In a post-election survey, FiveThirtyEight found that “political extremism or polarization” ranked just below inflation—the prohibitive issue of this election and one which favored the GOP—as the second most important issue for voters. Republican voters were literate enough in the cryptology of American politics to know that “political extremism” has become code for the conspiracy theories that animate Donald Trump and his movement. The issue didn’t resonate with Republicans, but it did with independents and Democrats. That helped neutralize the historic headwinds Democrats faced going into the 2022 midterms. Why would Biden and his fellow Democrats abandon a strategy that has worked so well for them?

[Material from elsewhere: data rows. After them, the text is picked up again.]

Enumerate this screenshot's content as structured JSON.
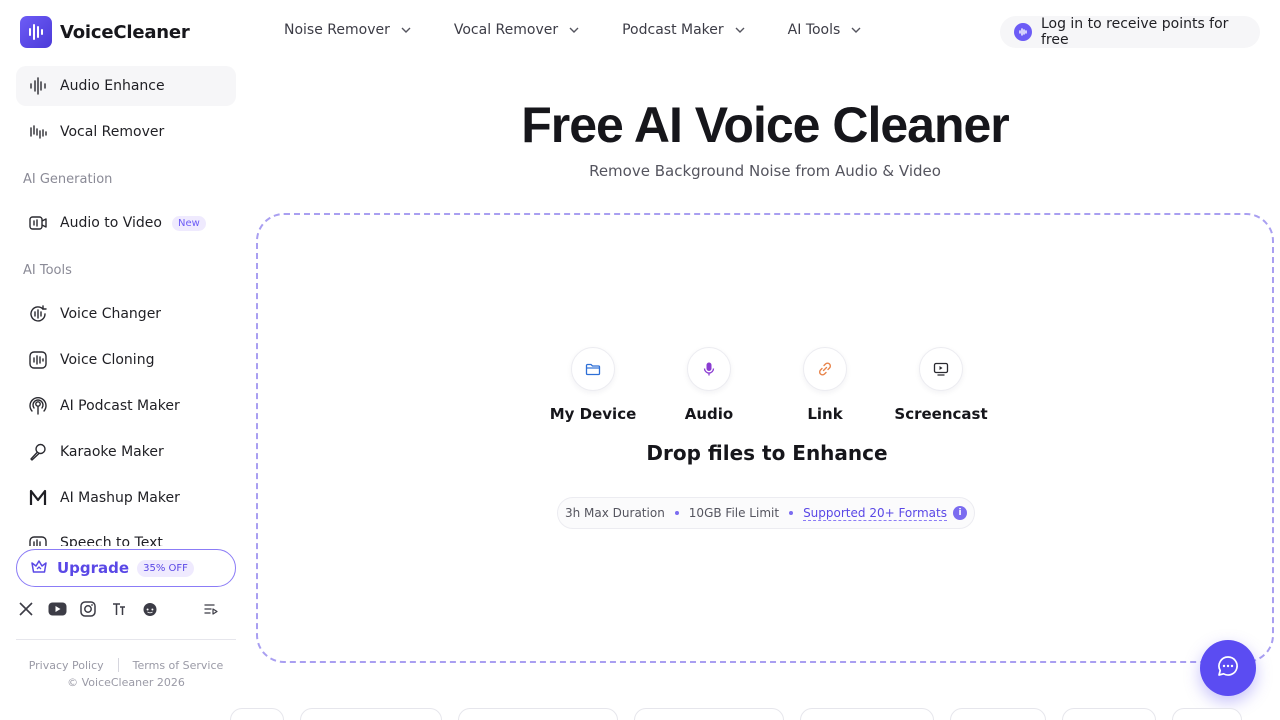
{
  "brand": {
    "name": "VoiceCleaner",
    "accent": "#6d5cf6"
  },
  "nav": {
    "items": [
      {
        "label": "Noise Remover"
      },
      {
        "label": "Vocal Remover"
      },
      {
        "label": "Podcast Maker"
      },
      {
        "label": "AI Tools"
      }
    ],
    "login_label": "Log in to receive points for free"
  },
  "sidebar": {
    "top_items": [
      {
        "label": "Audio Enhance",
        "icon": "audio-enhance-icon",
        "active": true
      },
      {
        "label": "Vocal Remover",
        "icon": "vocal-remover-icon"
      }
    ],
    "section_generation": "AI Generation",
    "generation_items": [
      {
        "label": "Audio to Video",
        "icon": "audio-to-video-icon",
        "badge": "New"
      }
    ],
    "section_tools": "AI Tools",
    "tool_items": [
      {
        "label": "Voice Changer",
        "icon": "voice-changer-icon"
      },
      {
        "label": "Voice Cloning",
        "icon": "voice-cloning-icon"
      },
      {
        "label": "AI Podcast Maker",
        "icon": "podcast-icon"
      },
      {
        "label": "Karaoke Maker",
        "icon": "microphone-icon"
      },
      {
        "label": "AI Mashup Maker",
        "icon": "mashup-icon"
      },
      {
        "label": "Speech to Text",
        "icon": "speech-to-text-icon"
      }
    ],
    "upgrade": {
      "label": "Upgrade",
      "badge": "35% OFF"
    },
    "socials": [
      "x-icon",
      "youtube-icon",
      "instagram-icon",
      "threads-icon",
      "reddit-icon"
    ],
    "legal": {
      "privacy": "Privacy Policy",
      "terms": "Terms of Service",
      "copyright": "© VoiceCleaner 2026"
    }
  },
  "hero": {
    "title": "Free AI Voice Cleaner",
    "subtitle": "Remove Background Noise from Audio & Video"
  },
  "upload": {
    "sources": [
      {
        "label": "My Device",
        "icon": "folder-icon"
      },
      {
        "label": "Audio",
        "icon": "microphone-icon"
      },
      {
        "label": "Link",
        "icon": "link-icon"
      },
      {
        "label": "Screencast",
        "icon": "screencast-icon"
      }
    ],
    "drop_title": "Drop files to Enhance",
    "limits": {
      "duration": "3h Max Duration",
      "size": "10GB File Limit",
      "formats": "Supported 20+ Formats"
    }
  }
}
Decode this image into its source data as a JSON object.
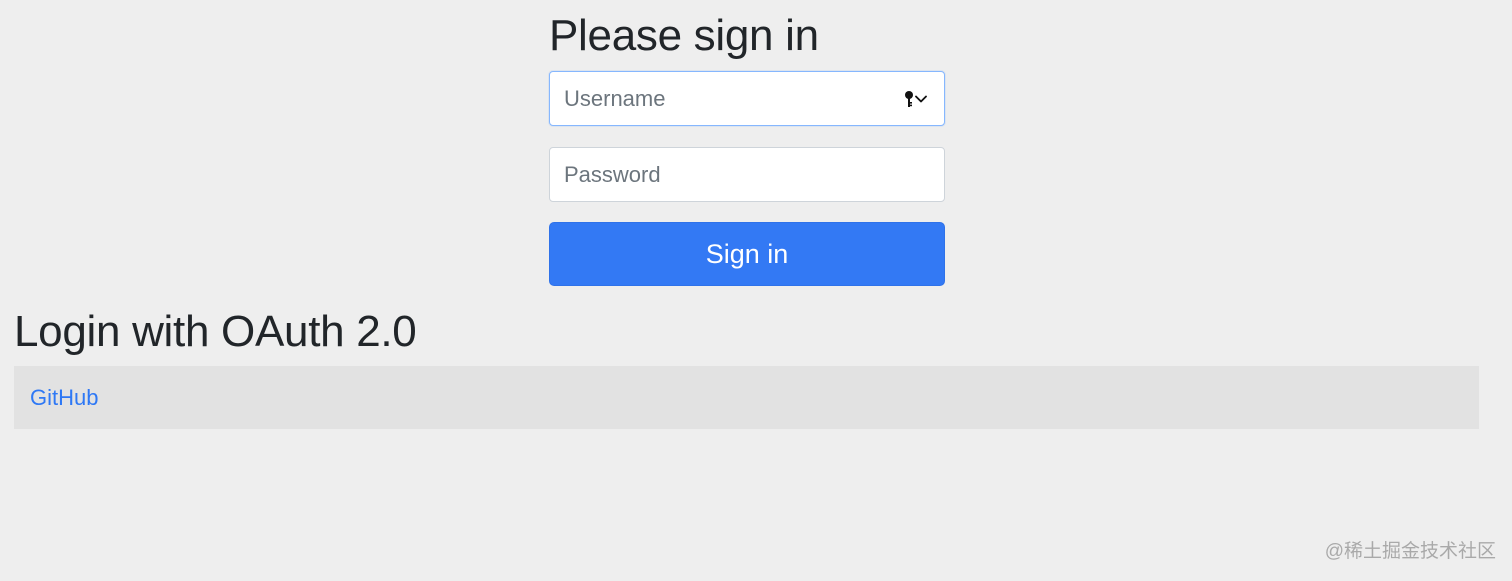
{
  "signin": {
    "heading": "Please sign in",
    "username": {
      "placeholder": "Username",
      "value": ""
    },
    "password": {
      "placeholder": "Password",
      "value": ""
    },
    "submit_label": "Sign in",
    "autofill_icon": "key-icon",
    "autofill_chevron_icon": "chevron-down-icon"
  },
  "oauth": {
    "heading": "Login with OAuth 2.0",
    "providers": [
      {
        "label": "GitHub"
      }
    ]
  },
  "watermark": "@稀土掘金技术社区",
  "colors": {
    "background": "#eeeeee",
    "primary_button": "#3379f4",
    "link": "#2e78f5",
    "table_row": "#e2e2e2",
    "focus_border": "#86b7fe"
  }
}
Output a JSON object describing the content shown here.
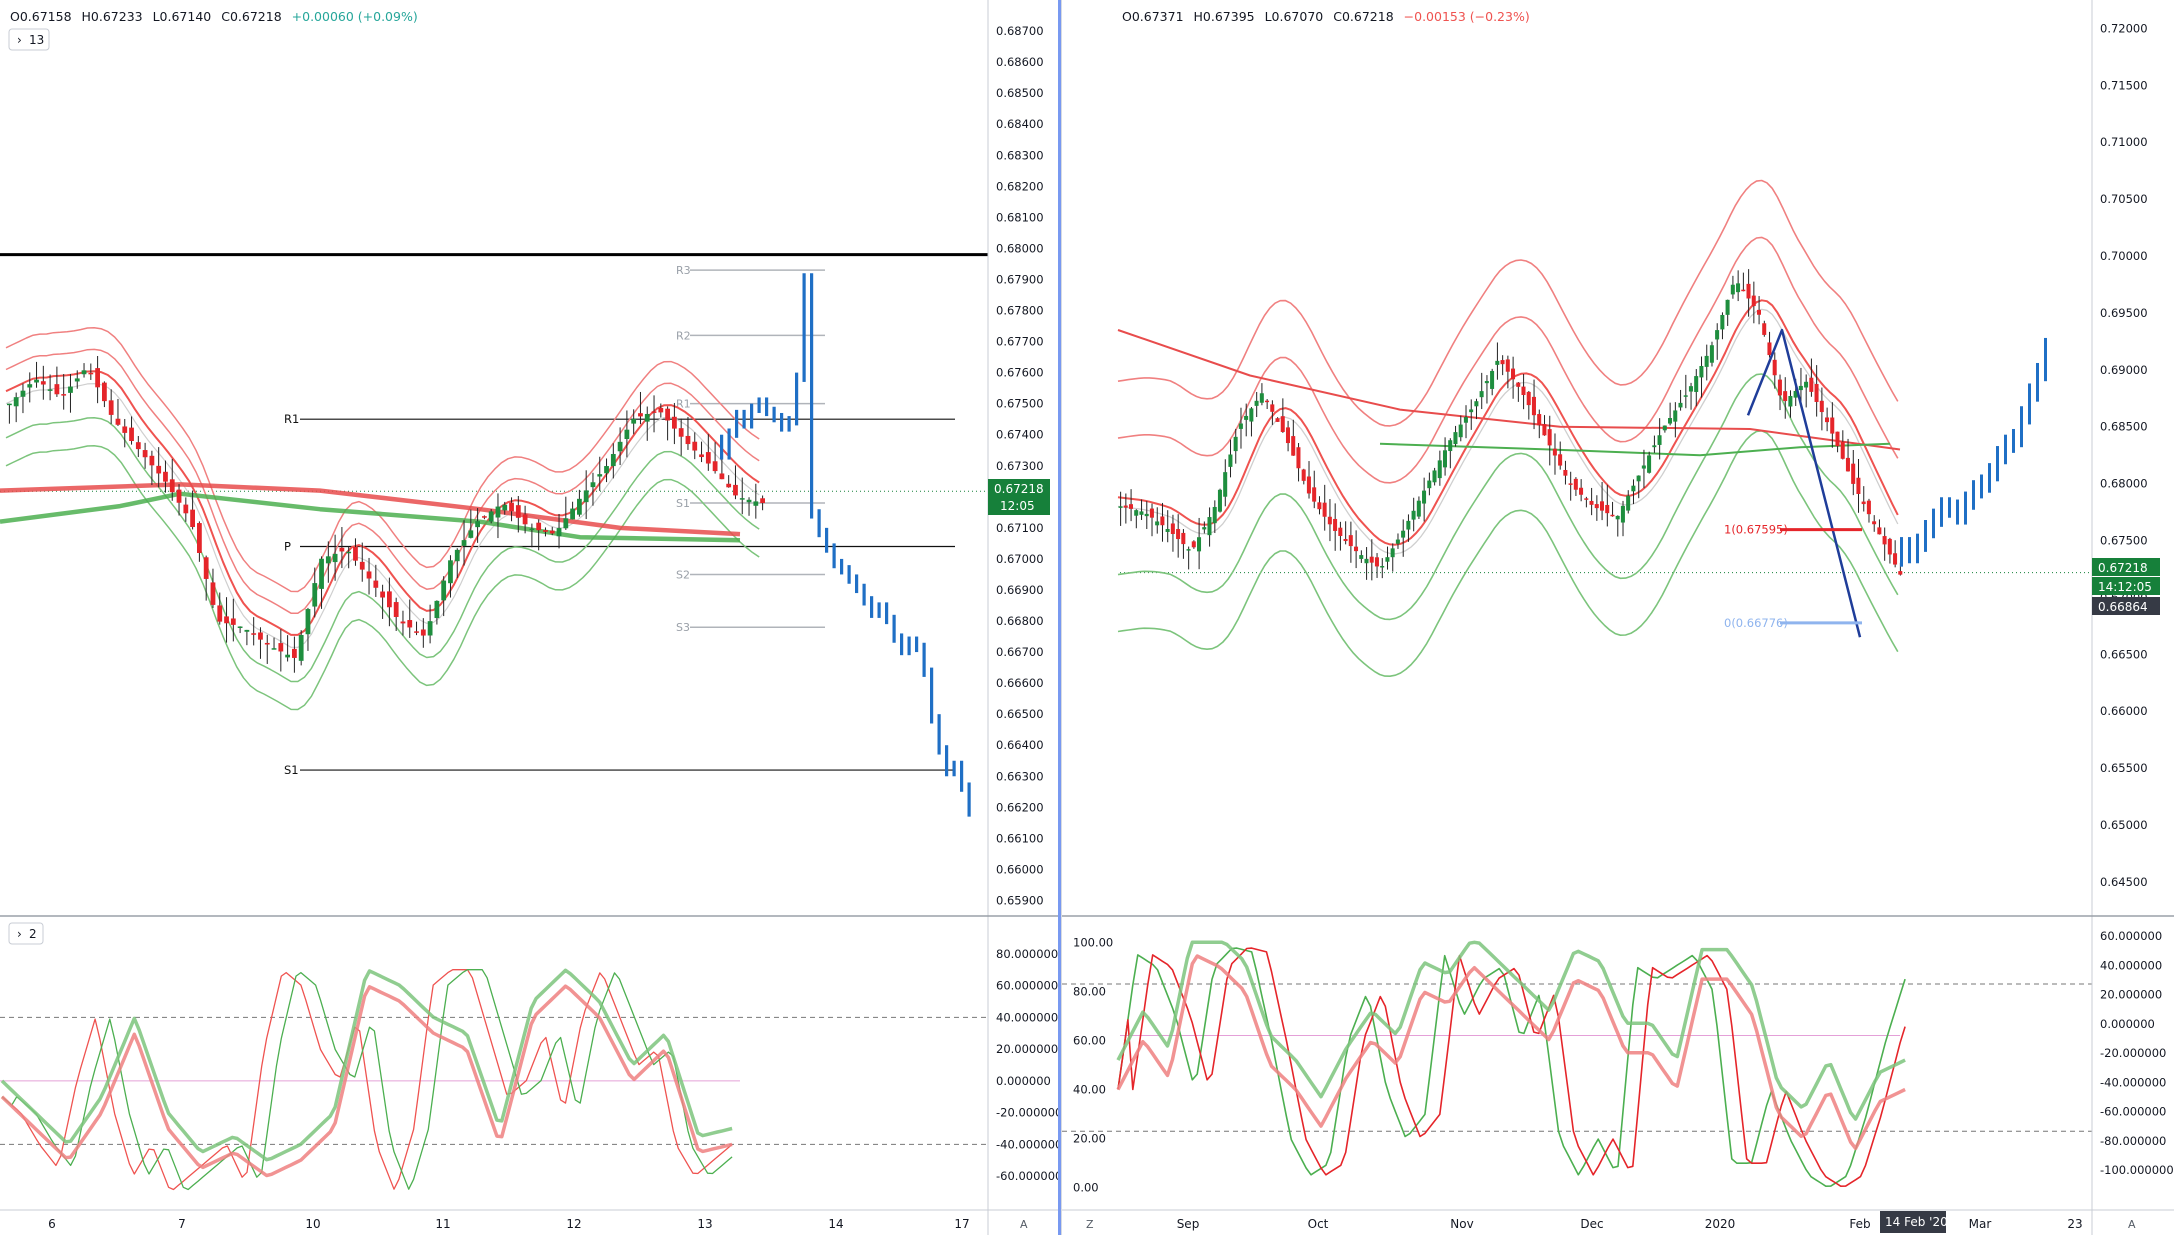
{
  "left_panel": {
    "ohlc": {
      "open": "O0.67158",
      "high": "H0.67233",
      "low": "L0.67140",
      "close": "C0.67218",
      "change": "+0.00060 (+0.09%)"
    },
    "collapse_main": "13",
    "collapse_osc": "2",
    "price_badge": "0.67218",
    "time_badge": "12:05",
    "corner_button": "A"
  },
  "right_panel": {
    "ohlc": {
      "open": "O0.67371",
      "high": "H0.67395",
      "low": "L0.67070",
      "close": "C0.67218",
      "change": "−0.00153 (−0.23%)"
    },
    "price_badge": "0.67218",
    "time_badge": "14:12:05",
    "crosshair_badge": "0.66864",
    "date_badge": "14 Feb '20",
    "left_corner_button": "Z",
    "corner_button": "A"
  },
  "chart_data": [
    {
      "type": "candlestick",
      "name": "left-price",
      "y_ticks": [
        "0.68700",
        "0.68600",
        "0.68500",
        "0.68400",
        "0.68300",
        "0.68200",
        "0.68100",
        "0.68000",
        "0.67900",
        "0.67800",
        "0.67700",
        "0.67600",
        "0.67500",
        "0.67400",
        "0.67300",
        "0.67200",
        "0.67100",
        "0.67000",
        "0.66900",
        "0.66800",
        "0.66700",
        "0.66600",
        "0.66500",
        "0.66400",
        "0.66300",
        "0.66200",
        "0.66100",
        "0.66000",
        "0.65900"
      ],
      "x_ticks": [
        "6",
        "7",
        "10",
        "11",
        "12",
        "13",
        "14",
        "17"
      ],
      "ylim": [
        0.6585,
        0.688
      ],
      "pivots": [
        {
          "label": "R3",
          "value": 0.6793
        },
        {
          "label": "R2",
          "value": 0.6772
        },
        {
          "label": "R1",
          "value": 0.675
        },
        {
          "label": "P",
          "value": 0.6704
        },
        {
          "label": "S1",
          "value": 0.6718
        },
        {
          "label": "S2",
          "value": 0.6695
        },
        {
          "label": "S3",
          "value": 0.6678
        }
      ],
      "level_labels": [
        {
          "label": "R1",
          "value": 0.6745
        },
        {
          "label": "P",
          "value": 0.6704
        },
        {
          "label": "S1",
          "value": 0.6632
        }
      ],
      "black_line": 0.6798,
      "last_price": 0.67218,
      "projection": [
        0.6735,
        0.6742,
        0.6748,
        0.6745,
        0.675,
        0.6752,
        0.6749,
        0.6747,
        0.6744,
        0.6746,
        0.676,
        0.6792,
        0.6716,
        0.671,
        0.6705,
        0.67,
        0.6698,
        0.6695,
        0.6692,
        0.6688,
        0.6684,
        0.6686,
        0.6682,
        0.6676,
        0.6672,
        0.6675,
        0.6673,
        0.6665,
        0.665,
        0.664,
        0.6633,
        0.6635,
        0.6628,
        0.662
      ]
    },
    {
      "type": "candlestick",
      "name": "right-price",
      "y_ticks": [
        "0.72000",
        "0.71500",
        "0.71000",
        "0.70500",
        "0.70000",
        "0.69500",
        "0.69000",
        "0.68500",
        "0.68000",
        "0.67500",
        "0.67000",
        "0.66500",
        "0.66000",
        "0.65500",
        "0.65000",
        "0.64500"
      ],
      "x_ticks": [
        "Sep",
        "Oct",
        "Nov",
        "Dec",
        "2020",
        "Feb",
        "Mar",
        "23"
      ],
      "ylim": [
        0.642,
        0.7225
      ],
      "fib_labels": [
        {
          "label": "1(0.67595)",
          "value": 0.67595
        },
        {
          "label": "0(0.66776)",
          "value": 0.66776
        }
      ],
      "last_price": 0.67218,
      "projection": [
        0.6745,
        0.6738,
        0.6748,
        0.676,
        0.677,
        0.678,
        0.6778,
        0.6772,
        0.6785,
        0.6795,
        0.68,
        0.681,
        0.6825,
        0.6835,
        0.684,
        0.686,
        0.688,
        0.6898,
        0.692
      ]
    },
    {
      "type": "line",
      "name": "left-oscillator",
      "y_ticks": [
        "80.000000",
        "60.000000",
        "40.000000",
        "20.000000",
        "0.000000",
        "-20.000000",
        "-40.000000",
        "-60.000000"
      ],
      "ylim": [
        -75,
        95
      ],
      "overbought": 40,
      "oversold": -40
    },
    {
      "type": "line",
      "name": "right-oscillator",
      "y_ticks_left": [
        "100.00",
        "80.00",
        "60.00",
        "40.00",
        "20.00",
        "0.00"
      ],
      "y_ticks_right": [
        "60.000000",
        "40.000000",
        "20.000000",
        "0.000000",
        "-20.000000",
        "-40.000000",
        "-60.000000",
        "-80.000000",
        "-100.000000"
      ],
      "ylim": [
        -5,
        105
      ]
    }
  ]
}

The evidence, albeit circumstantial, suggests that Democrats will pay no political price for using January 6 as a cudgel against Republicans. Just the opposite. But the strategy would pay no dividends if Republicans did not participate in the dramaturgy of it all. If the GOP were as solemn about the attack on the Capitol as their Democratic counterparts, the cudgel would have no force. The New York Times editorial board would seem myopic in the extreme to insist that “every day is Jan. 6” if the American right wasn’t engaged in a frenetic campaign of misdirection. Joe Biden would find his constant warnings about the imminent threat Republicans pose to American “democracy” would have no traction if Republicans displayed half the hostility toward the rioters that they reserve for the people condemning them.
Republicans are making a choice, and it’s a dumb one. Most Americans still regard that day’s events with horror. They do not want to see them repeated, and they’re trepidatious about the prospect. Republicans should be working to put their fears at ease. Instead, they’re contributing to that anxiety with their too-clever efforts to convince the public to focus on how the attack’s legacy is being weaponized against them. As a tactic, it has backfired. Hopefully, it won’t take 20 years for the GOP to recognize its mistake.